Bodoh sekali jika aku berpikir si Jeon itu akan sedikit menerimaku dengan baik selepas aku menyakitinya dalam-dalam. Ternyata aku memang sejahat itu waktu dulu. Kualihkan  pandangan sekejap ke arah sepatuku yang terlihat sedikit kumal, dan kembali mengangkat kepala untuk tersenyum sekilas, pun membalas kecapan yang baru saja terlontar dari pemuda di seberang sana.

"Terimakasih sudah memberikan saya pekerjaan dengan mudah, Pak Jeon. Saya akan berusaha untuk tidak mengecewakan Anda dalam bekerja," ujarku ramah dengan tubuh yang sedikit menunduk sopan.

Lupakan semuanya perihal  kejadian-kejadian lampau. Meski hatiku sedikit geram ketika merekam ulang bagaimana kata yang terdengar sensitif di akhir kalimat yang Jungkook torehkan beberapa saat lalu. Sekarang sudah jauh lebih berbeda, sungguh. Dihitung mulai dari saat ini, Jeon Jungkook sudah resmi berlakon menjadi atasanku. Barangkali tidak ada hal yang patut untuk dicampur adukkan, atau barangkali dikaitkan. Aku hanya mencoba untuk menjadi dewasa di umur yang nyaris sudah seharusnya berpikir matang.

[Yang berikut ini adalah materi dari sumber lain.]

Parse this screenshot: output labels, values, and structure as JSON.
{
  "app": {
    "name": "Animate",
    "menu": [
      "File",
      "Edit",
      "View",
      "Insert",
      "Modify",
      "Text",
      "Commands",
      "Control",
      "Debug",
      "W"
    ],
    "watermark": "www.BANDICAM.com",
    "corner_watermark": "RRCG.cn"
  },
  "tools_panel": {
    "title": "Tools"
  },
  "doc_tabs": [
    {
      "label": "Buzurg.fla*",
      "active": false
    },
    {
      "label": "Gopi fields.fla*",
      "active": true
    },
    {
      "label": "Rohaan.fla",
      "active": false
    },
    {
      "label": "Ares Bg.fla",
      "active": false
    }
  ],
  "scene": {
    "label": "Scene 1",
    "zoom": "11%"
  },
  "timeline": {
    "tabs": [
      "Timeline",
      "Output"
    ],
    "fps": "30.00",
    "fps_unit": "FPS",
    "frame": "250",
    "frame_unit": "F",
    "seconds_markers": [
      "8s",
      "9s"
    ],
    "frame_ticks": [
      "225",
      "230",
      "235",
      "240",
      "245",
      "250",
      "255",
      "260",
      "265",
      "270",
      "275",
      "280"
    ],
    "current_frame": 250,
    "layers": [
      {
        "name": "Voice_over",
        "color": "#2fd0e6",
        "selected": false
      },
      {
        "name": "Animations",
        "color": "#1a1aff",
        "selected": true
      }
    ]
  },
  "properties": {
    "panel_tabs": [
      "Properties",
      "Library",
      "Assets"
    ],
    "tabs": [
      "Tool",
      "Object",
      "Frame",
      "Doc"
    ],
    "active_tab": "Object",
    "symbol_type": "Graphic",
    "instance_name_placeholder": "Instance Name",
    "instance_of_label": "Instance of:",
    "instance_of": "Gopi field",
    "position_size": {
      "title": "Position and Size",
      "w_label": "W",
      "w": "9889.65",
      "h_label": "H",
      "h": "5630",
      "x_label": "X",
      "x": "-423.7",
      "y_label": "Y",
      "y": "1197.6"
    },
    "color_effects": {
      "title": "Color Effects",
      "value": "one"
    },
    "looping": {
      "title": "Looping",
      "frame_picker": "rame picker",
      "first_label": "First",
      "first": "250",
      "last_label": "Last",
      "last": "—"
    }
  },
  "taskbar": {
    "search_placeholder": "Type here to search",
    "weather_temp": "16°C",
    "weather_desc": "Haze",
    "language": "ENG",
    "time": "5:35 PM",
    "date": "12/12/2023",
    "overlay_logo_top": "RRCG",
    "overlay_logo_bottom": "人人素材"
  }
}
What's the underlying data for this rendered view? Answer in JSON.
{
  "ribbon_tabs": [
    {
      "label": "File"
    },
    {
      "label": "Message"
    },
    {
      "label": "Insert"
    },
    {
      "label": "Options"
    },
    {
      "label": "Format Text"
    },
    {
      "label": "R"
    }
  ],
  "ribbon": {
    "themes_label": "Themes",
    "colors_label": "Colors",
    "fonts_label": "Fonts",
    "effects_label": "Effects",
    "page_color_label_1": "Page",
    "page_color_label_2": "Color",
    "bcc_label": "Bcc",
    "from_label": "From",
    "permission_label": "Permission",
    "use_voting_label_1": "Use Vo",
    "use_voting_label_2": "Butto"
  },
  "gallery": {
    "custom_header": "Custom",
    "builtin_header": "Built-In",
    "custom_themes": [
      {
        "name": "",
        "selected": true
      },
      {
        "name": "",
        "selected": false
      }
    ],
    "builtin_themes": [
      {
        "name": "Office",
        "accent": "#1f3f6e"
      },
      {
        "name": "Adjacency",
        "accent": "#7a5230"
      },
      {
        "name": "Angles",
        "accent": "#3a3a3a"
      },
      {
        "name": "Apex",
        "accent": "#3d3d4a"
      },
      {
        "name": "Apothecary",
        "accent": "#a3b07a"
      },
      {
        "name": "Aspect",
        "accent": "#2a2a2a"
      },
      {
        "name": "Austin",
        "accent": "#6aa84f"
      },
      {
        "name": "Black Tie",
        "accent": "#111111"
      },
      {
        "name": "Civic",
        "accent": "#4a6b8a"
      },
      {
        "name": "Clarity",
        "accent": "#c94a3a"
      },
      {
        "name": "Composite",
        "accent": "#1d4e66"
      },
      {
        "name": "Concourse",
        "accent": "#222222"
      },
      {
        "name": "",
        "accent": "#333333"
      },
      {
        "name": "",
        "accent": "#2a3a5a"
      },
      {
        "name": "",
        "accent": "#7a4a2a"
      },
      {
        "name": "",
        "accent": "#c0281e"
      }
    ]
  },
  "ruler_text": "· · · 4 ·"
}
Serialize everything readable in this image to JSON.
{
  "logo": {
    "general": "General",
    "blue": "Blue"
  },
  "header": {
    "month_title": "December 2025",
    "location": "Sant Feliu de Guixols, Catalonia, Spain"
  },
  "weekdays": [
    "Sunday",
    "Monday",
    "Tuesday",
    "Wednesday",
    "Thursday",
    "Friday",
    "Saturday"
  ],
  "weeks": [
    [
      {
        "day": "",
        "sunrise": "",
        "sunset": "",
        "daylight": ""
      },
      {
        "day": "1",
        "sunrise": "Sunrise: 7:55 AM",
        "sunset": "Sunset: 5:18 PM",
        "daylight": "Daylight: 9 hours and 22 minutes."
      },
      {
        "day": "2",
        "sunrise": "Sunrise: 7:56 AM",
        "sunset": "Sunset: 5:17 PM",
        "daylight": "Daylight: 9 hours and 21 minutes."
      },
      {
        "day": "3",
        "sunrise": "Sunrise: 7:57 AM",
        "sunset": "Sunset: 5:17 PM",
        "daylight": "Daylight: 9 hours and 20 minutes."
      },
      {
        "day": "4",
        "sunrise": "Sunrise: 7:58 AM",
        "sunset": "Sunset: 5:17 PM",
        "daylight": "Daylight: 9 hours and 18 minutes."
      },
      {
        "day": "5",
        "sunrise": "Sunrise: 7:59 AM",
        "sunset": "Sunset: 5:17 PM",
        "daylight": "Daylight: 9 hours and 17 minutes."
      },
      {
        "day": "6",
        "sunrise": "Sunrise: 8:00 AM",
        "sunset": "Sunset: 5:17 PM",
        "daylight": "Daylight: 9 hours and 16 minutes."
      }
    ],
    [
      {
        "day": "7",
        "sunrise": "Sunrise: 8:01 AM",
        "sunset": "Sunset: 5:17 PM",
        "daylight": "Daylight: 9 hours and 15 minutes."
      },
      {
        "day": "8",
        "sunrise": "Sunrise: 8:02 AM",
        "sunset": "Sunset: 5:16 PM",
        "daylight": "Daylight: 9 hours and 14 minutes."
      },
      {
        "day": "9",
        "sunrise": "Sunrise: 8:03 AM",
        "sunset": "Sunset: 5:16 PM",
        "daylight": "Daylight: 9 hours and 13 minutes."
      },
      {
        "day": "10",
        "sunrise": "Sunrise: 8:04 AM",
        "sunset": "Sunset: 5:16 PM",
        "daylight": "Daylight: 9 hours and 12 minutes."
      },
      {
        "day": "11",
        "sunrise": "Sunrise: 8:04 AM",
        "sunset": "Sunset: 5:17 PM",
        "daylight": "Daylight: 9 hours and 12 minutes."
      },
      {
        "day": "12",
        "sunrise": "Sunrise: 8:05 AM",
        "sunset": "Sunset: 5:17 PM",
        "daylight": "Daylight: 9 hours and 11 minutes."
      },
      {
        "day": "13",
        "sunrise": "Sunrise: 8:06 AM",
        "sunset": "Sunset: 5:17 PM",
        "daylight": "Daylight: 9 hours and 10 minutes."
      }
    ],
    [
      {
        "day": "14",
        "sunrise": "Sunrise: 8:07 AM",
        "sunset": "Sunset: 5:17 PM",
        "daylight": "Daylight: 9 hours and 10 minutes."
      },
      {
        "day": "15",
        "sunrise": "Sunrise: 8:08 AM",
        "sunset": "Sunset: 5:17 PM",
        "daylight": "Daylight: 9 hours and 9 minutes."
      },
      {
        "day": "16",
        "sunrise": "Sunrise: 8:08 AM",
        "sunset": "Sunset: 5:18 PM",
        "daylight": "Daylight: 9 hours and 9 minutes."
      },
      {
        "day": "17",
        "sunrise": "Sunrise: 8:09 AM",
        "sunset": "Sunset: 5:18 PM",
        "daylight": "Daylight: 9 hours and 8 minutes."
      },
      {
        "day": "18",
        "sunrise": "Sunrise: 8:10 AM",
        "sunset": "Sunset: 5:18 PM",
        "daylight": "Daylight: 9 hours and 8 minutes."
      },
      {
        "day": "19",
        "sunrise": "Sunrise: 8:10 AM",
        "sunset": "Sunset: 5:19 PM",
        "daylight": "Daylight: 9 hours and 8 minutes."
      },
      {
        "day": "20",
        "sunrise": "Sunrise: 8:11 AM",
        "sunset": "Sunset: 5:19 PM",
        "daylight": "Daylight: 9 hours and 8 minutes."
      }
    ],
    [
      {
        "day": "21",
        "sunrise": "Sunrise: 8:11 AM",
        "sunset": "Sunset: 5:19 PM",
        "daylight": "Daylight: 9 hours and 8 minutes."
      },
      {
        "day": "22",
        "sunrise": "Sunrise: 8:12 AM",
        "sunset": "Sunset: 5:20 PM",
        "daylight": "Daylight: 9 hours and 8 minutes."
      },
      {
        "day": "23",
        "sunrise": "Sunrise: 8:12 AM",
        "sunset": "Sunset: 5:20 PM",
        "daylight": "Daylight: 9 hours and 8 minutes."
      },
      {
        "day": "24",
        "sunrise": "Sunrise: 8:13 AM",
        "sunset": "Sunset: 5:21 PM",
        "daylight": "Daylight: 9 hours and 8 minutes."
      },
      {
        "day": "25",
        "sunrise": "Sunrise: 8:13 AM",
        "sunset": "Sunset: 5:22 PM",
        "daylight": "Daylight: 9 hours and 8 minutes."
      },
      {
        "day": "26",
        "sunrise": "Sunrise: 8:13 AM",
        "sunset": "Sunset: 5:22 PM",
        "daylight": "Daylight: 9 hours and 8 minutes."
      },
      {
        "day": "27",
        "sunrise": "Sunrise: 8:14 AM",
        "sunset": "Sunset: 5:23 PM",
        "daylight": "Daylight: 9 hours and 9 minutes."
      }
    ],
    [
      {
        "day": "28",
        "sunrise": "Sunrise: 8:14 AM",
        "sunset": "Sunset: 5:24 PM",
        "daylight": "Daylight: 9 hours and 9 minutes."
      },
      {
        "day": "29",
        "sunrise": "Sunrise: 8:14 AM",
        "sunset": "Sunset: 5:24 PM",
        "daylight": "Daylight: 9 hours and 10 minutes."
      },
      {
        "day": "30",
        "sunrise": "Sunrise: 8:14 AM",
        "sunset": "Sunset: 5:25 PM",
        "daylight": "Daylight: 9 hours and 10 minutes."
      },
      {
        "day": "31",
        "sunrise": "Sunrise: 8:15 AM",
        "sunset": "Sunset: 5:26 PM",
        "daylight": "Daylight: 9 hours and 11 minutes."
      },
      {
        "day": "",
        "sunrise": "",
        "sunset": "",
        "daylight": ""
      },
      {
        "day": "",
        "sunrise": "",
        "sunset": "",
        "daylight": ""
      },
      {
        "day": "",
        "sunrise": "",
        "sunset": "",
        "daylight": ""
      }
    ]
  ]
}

"Apa kabar dengan Kim Taehyung? Apa kau masih berhubungan dengannya, Park Jihye?"

Aku tahu, Jungkook bukan berucap seolah-olah nyata untuk bertanya. Itu terdengar seperti sebuah sindiran, atau bahkan sarkas. Entahlah, terlalu pening jika kepalaku bergerak untuk kembali mengulang memori lama. Demi Tuhan, aku enggan untuk berlaku cari-cari masalah di saat presensiku ini bahkan belum genap 24 jam menerima pekerjaan. Aku harus banyak menahan diri untuk tidak kembali menerjang telinga Jungkook dengan umpatan kasar. Menyedihkan, sungguh. Jika bukan karena aku yang benar-benar membutuhkan kerja dengan upah, entahlah suasana kacau seperti apa yang bisa saja menerjang.

Aku mengembuskan napas pelan dan kembali tersenyum tipis, pun membungkukan tubuh singkat untuk yang kedua kalinya. "Saya akan berusaha untuk tidak membawa masalah pribadi ke dalam pekerjaan, Pak. Saya akan bekerja dengan profesional, mohon untuk kerjasamanya."

Ketika hati tengah membungkam diri untuk menahan geram, aku menatap dengan pelipis yang berkerut tatkala melihat bagaimana balasan dari Jungkook yang tiba-tiba saja terkekeh kecil seraya tangan yang  bergerak memegang hidungnya yang tertampak bangir.

Tubuhku sedikit meremang ketika sorot itu kembali teralihkan sepenuhnya untukku. Tungkainya mendadak berjalan mendekat ke arahku untuk sekadar menghampiri. Nyatanya, aku mendadak pula menahan napas di saat Jungkook tepat beberapa jengkal di hadapanku, bahkan wajahnya pun terdorong untuk terus memangkas jarak.

Kendati aku seharusnya mendorong tubuh Jungkook agar lekas menjauh, ternyata pemuda itu lebih dulu mendekatkan wajah, pun dengan secara perlahan bergerak ke arah samping—lebih tepatnya mendekat untuk sekadar membisikkan sesuatu yang mampu membuat tubuhku meremang dengan keadaan yang jauh lebih menggila.